New York Giants star wide receiver Plaxico Burress "shoots himself" in a nightclub.
Reggie Bush's family is allegedly paid hundreds of thousands of dollars in "cash and merchandise" while Bush is still playing college football at USC, with his alleged knowledge and consent.
Dallas Cowboys cornerback Adam "Pacman" Jones gets drunk (again) and gets in a fight (again), resulting in a suspension (again).
Michael Vick is convicted of money laundering, torturing and killing dogs, and several other felonies.
There are literally dozens of stories in college and professional athletics that detail the poor decision-making of selfish athletes who have put themselves above the law and above morality.
Some of the stories are sensationalized by the media (and consumers) with a rich appetite for blood, gore, sex, and the downfall of heroes.
The good guys, the athletes who act selflessly and charitably (and there are plenty of them, despite what you read), really don't get much ink. It's just not as interesting.
If this article gets 300 reads, I'll be shocked.
The North Carolina Tar Heels' Tyler Hansbrough, Deon Thompson, and others acted to save a man's life last week, but the story disappeared almost as fast as it went up, and, unless I just plain missed it, I didn't see a word on B/R.
Here's how it went down:
After winning the Maui Invitational Championship in convincing fashion, the Heels were on their way back to Chapel Hill via an American Airlines flight.
A man in coach class was found slumped over and unconscious, and when attempts to rouse him were unsuccessful, a worried flight attendant yelled out for some, "big, strong basketball players," knowing that Roy Williams' team was on board.
Hansbrough, Thompson, and UNC video coordinator Eric Hoots jumped up and rushed to the man's aid. I can picture the goofy Hansbrough rushing to the man as he does to an offensive rebound, all elbows and buttocks, giving up his body (and probably blocking out a few guys on his way).
Without hesitation, these young men lifted the unconscious Melvin Ridley chest-high and rushed him to the waiting paramedics. The plane had not yet taken off.
Ridley, it turned out, had suffered a seizure. He had a history of diabetes and heart problems. And on this day, an act of goodwill by some "big, strong basketball players" helped ensure that life-saving health care workers could get to work on him as soon as possible.
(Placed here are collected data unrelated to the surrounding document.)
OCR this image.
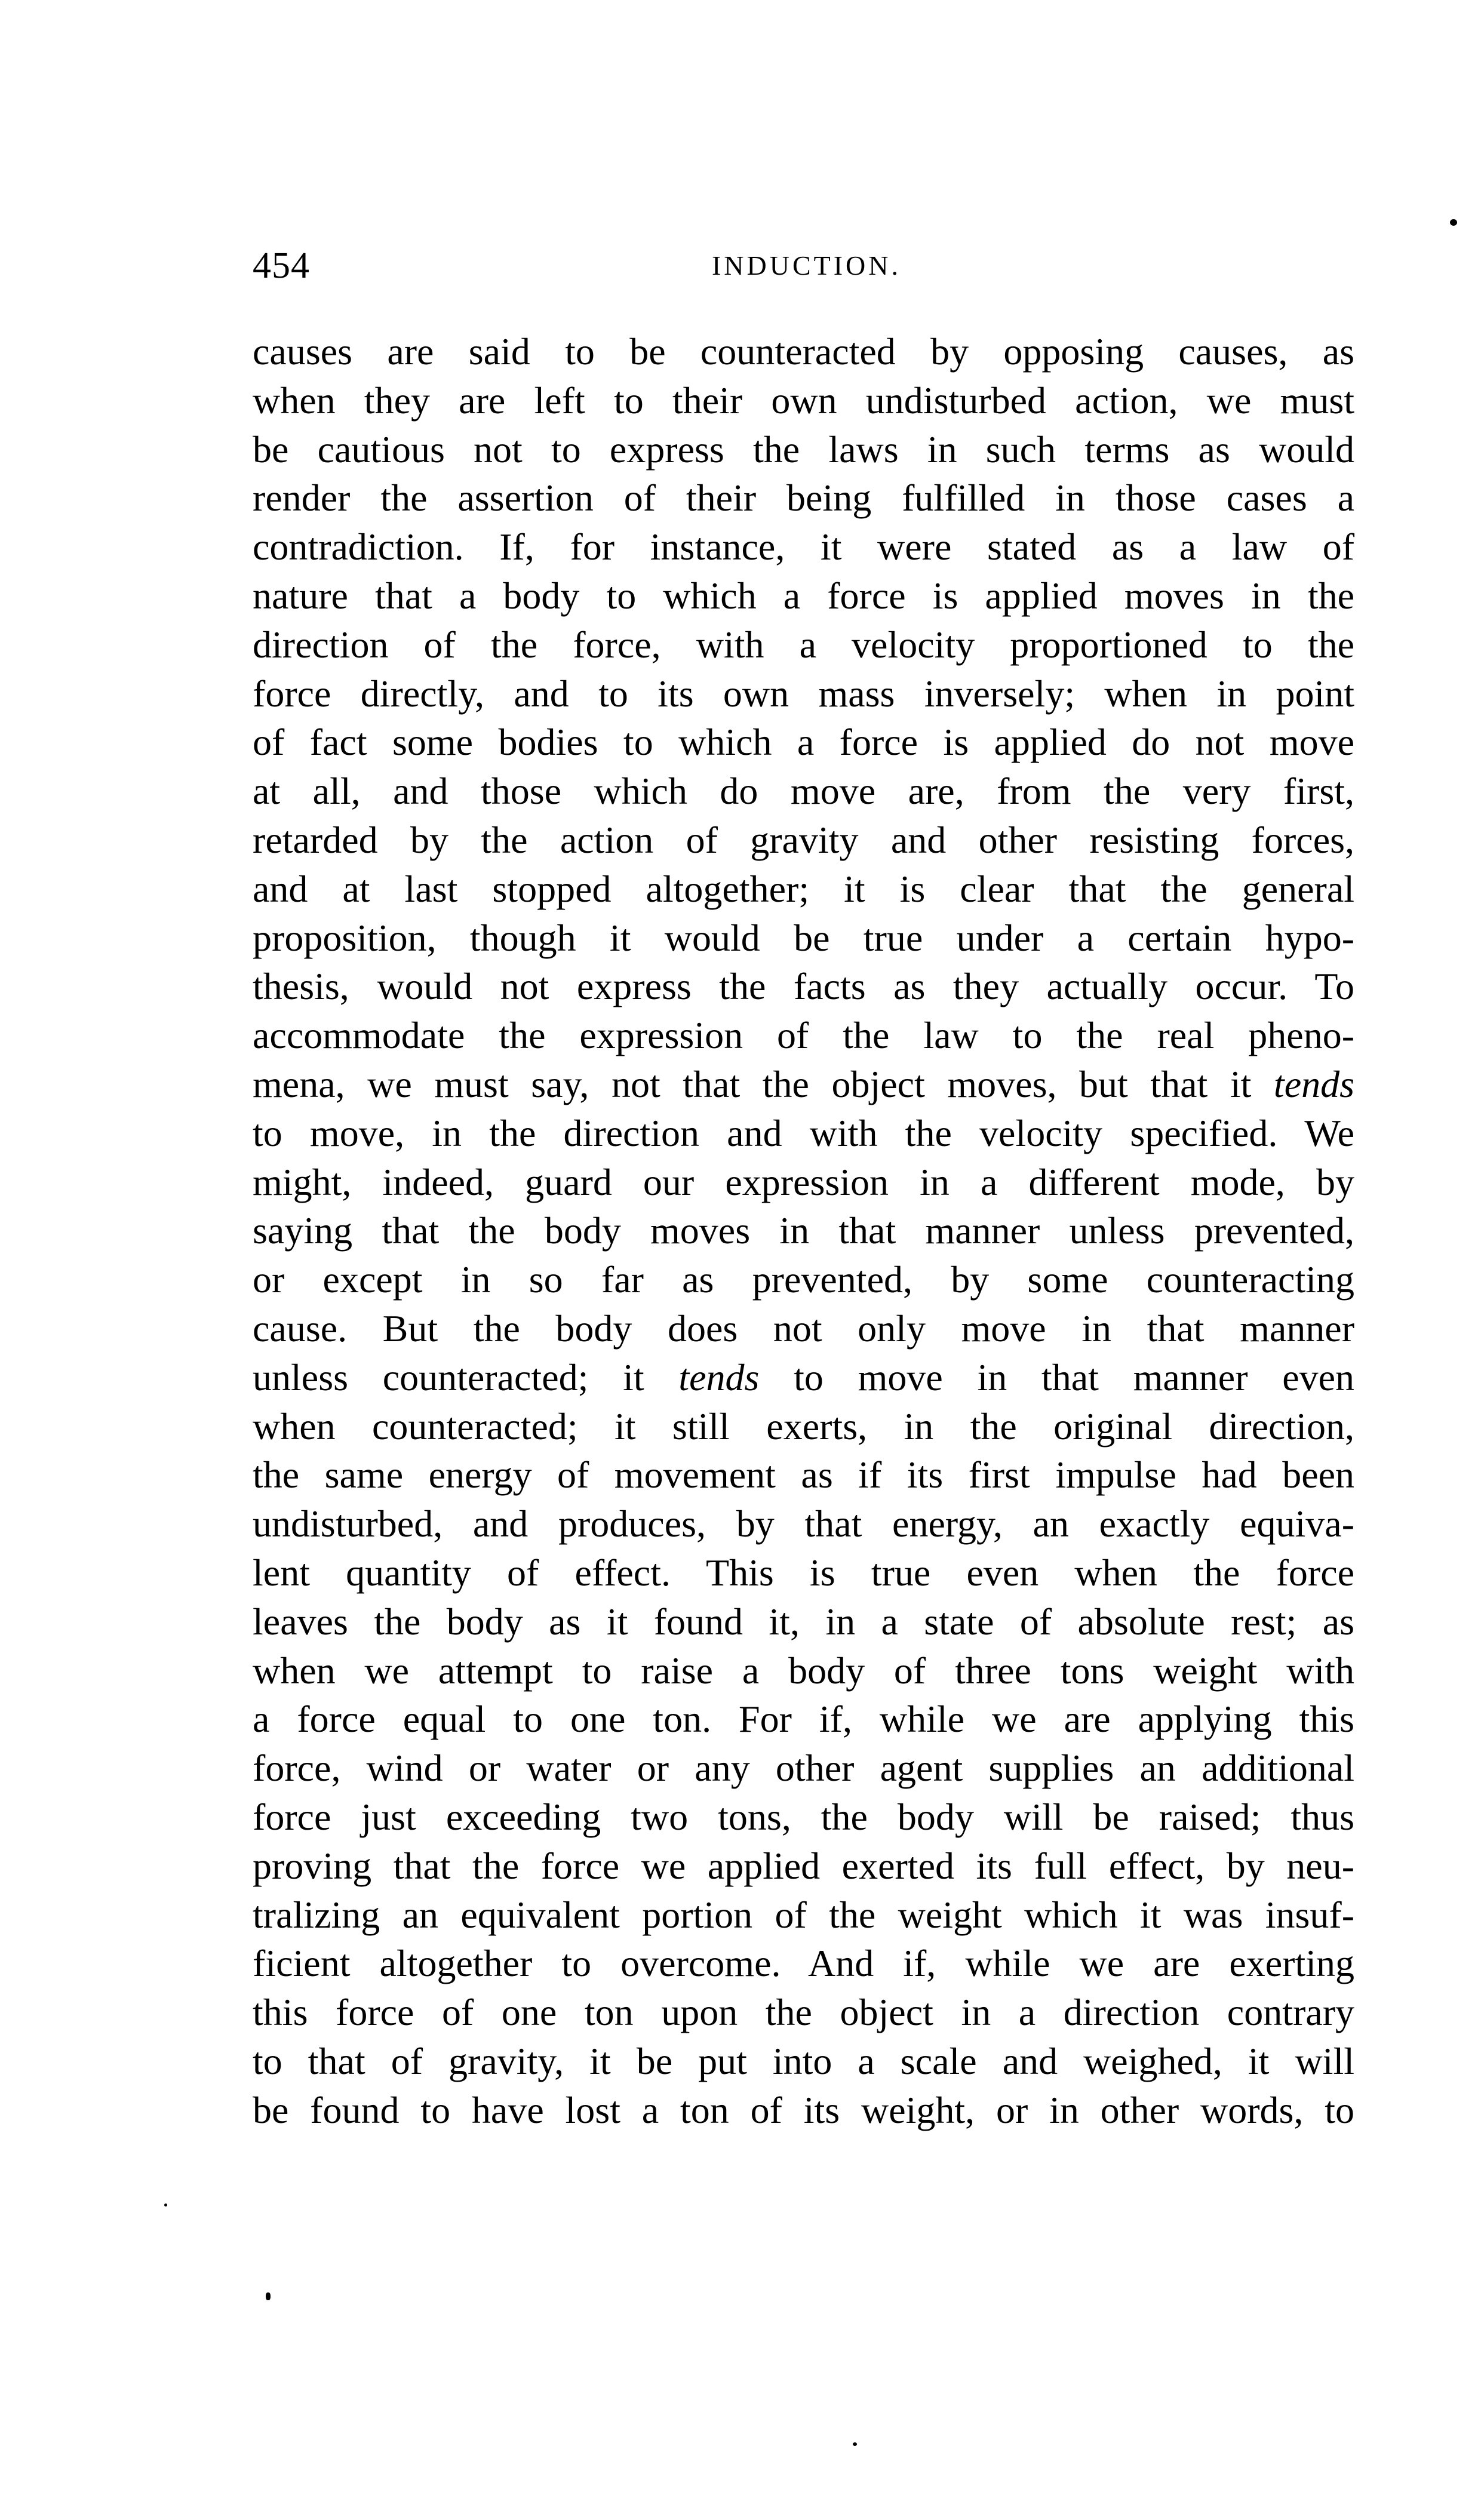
454	INDUCTION.
causes are said to be counteracted by opposing causes, as
when they are left to their own undisturbed action, we must
be cautious not to express the laws in such terms as would
render the assertion of their being fulfilled in those cases a
contradiction. If, for instance, it were stated as a law of
nature that a body to which a force is applied moves in the
direction of the force, with a velocity proportioned to the
force directly, and to its own mass inversely; when in point
of fact some bodies to which a force is applied do not move
at all, and those which do move are, from the very first,
retarded by the action of gravity and other resisting forces,
and at last stopped altogether; it is clear that the general
proposition, though it would be true under a certain hypo-
thesis, would not express the facts as they actually occur. To
accommodate the expression of the law to the real pheno-
mena, we must say, not that the object moves, but that it tends
to move, in the direction and with the velocity specified. We
might, indeed, guard our expression in a different mode, by
saying that the body moves in that manner unless prevented,
or except in so far as prevented, by some counteracting
cause. But the body does not only move in that manner
unless counteracted; it tends to move in that manner even
when counteracted; it still exerts, in the original direction,
the same energy of movement as if its first impulse had been
undisturbed, and produces, by that energy, an exactly equiva-
lent quantity of effect. This is true even when the force
leaves the body as it found it, in a state of absolute rest; as
when we attempt to raise a body of three tons weight with
a force equal to one ton. For if, while we are applying this
force, wind or water or any other agent supplies an additional
force just exceeding two tons, the body will be raised; thus
proving that the force we applied exerted its full effect, by neu-
tralizing an equivalent portion of the weight which it was insuf-
ficient altogether to overcome. And if, while we are exerting
this force of one ton upon the object in a direction contrary
to that of gravity, it be put into a scale and weighed, it will
be found to have lost a ton of its weight, or in other words, to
Lester Banks, Ridley's cousin, wanted to be sure the North Carolina basketball players knew how much their help was appreciated.
"I wasn’t able to tell those players how much I appreciated their help," Banks told Yahoo! Sports. "We’re going to do everything we can to get in touch with them and to let them know how much (their actions) meant to us. They were class acts."
Roy Williams was equally impressed, stating that he "was proud to see how our guys responded. I’m sure there are some people who saw that and thought, 'Those are some really good kids on the North Carolina basketball team.'"
No, they didn't create world peace. Tyler Hansbrough isn't Mother Teresa. They didn't bring down a horde of terrorists. All they performed was a small act of kindness, the kind of act that really shouldn't be so surprising or unexpected.
Unfortunately, when I look at the sports news these days, I see far more random acts of violence than those of kindness. I see far more selfishness than selflessness.
It's partly the fault of the media that ignores those who do good and partly the fault of spoiled, rich athletes with an over-inflated sense of self-importance and a deflated sense of responsibility. Those tend to be the ones who do make the news.
Call this a puff piece if you want, but Roy Williams and the growing young men he coaches at UNC will be winning long after they're done cutting down the nets.